1. There is sufficient evidence to sustain the verdict and judgment.
2. The trial court did not err in denying the motion for new trial as to the special ground.
The evidence shows substantially as follows: Tommy Crocker testified that on March 20, 1955, he was hauling eggs in a 1950 Chevrolet truck in the City of Atlanta for the plaintiff; that he made a sharp left turn into Woodland from Eden with the truck in second gear; that a car was starting up from the left-hand side of the street and witness eased over to give room; that something hit his truck; that he was approximately three feet from the curb. He further testified that a limb approximately two and one-half feet in diameter and seven to seven and one-half feet from the ground and projecting out into the street struck the right hand top of the truck, completely tearing back the top part of the body, splitting open the side of the body, and destroying the first layer of eggs; that the top of the truck body was between eight and nine feet from the ground; and that he examined the limb and saw several big marks or scars on it. On cross-examination the same witness testified that he had been driving trucks for ten or fifteen years; that he did not know anything about the truck other than it was a 1950 standard size Chevrolet truck; that he was traveling 15 to 20 miles per hour and had unobstructed vision; that he saw the limb sticking out but it did not occur to him that he might not have room and his attention was directed mainly to the car that pulled off. He further stated that when he got back to McCoy's place of business they unloaded the truck and it sat on the lot at least a week before being sent to the garage for repairs. On redirect examination the same witness testified that the car mentioned hereinabove was parked on the left side of the street and it cranked up and was coming toward the witness; that the street is not very wide and he saw no sign or warning on the tree limb to notify him of the danger.
Patrolman E. L. Thackston testified on behalf of the defendant that he investigated the accident and took a picture of the scene which he described and identified. On cross-examination he testified that he measured the tree and found that the limb was six and one-half feet from the ground; that the truck went approximately a foot and a half or two feet from the curb line; that he knew of no city ordinance the driver had violated; that the truck was badly damaged and he estimated the damage at approximately $800.
J. B. Davis, a witness for the defendant, testified that he had been in the commercial truck body business for 22 years and that the fair value of a 1951 standard Chevrolet 4 year old aluminum truck body 12 feet long and 7 feet wide and 6 1/2 feet high standing about 9 feet off the ground would be roughly between $350 and $400; that the fair value of the body new would be $900 to $950; that after looking at the picture of the truck, as shown in the document marked for identification as D-1, the fair market value of the body would be around $150 or $200, maybe. On cross-examination the same witness testified that he had not seen the truck, just the picture, and that the salvage value of the truck would be around $150.
J. 1. The first question presented here is whether or not the evidence authorized the judgment. We have set out the evidence in detail. Suffice it to say that there is sufficient evidence to support the judgment of the trial court as to the general grounds.
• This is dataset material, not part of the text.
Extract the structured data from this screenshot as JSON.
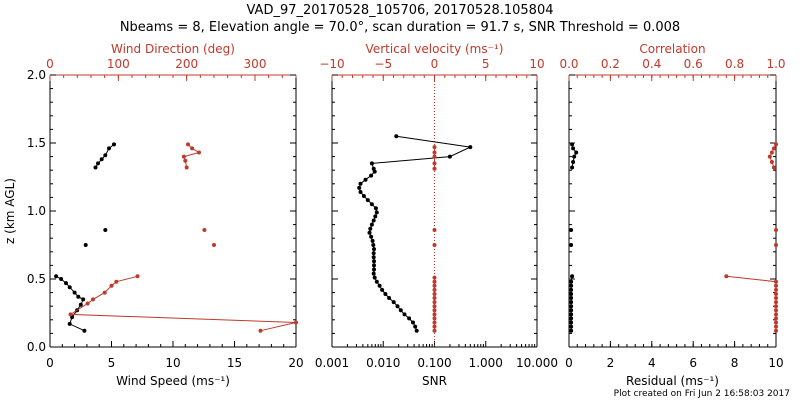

2. Special ground 1 assigns error on admission of certain evidence, over objection of counsel for the plaintiff. It appears that the witness had not seen the truck, but was shown pictures of the truck. An assignment of error going to amount of damages, as distinguished from right to damages is immaterial, where the court finds against a plaintiff. Should the admission of evidence as assigned in this ground be erroneous, such is harmless. Counsel for the plaintiff cites in support of this special ground Burns v. Brown, 73 Ga. App. 488 (37 S. E. 2d 233). In that case a witness was asked a hypothetical question as to the market value of an automobile, the witness not having seen the car. The court admitted the testimony, and such admission was approved by the Court of Appeals. It is thus seen that that case is not the basis of reversal of the instant case. In Globe & Rutgers Fire Ins. Co. v. Jewell-Loudermilk Co., 36 Ga. App. 538 (5) (137 S. E. 286), this court held: "Where a witness testifies as to his familiarity with the value of property of the kind destroyed, his estimate of the value of the property destroyed is relevant and admissible." See also City of Griffin v. Southeastern Textile Co., 79 Ga. App. 420 (53 S. E. 2d 921). This evidence was properly admitted. This special ground is not a basis for reversal.
The court did not err in denying the motion for new trial for any reason assigned.
Judgment affirmed. Townsend and Carlisle, JJ., concur.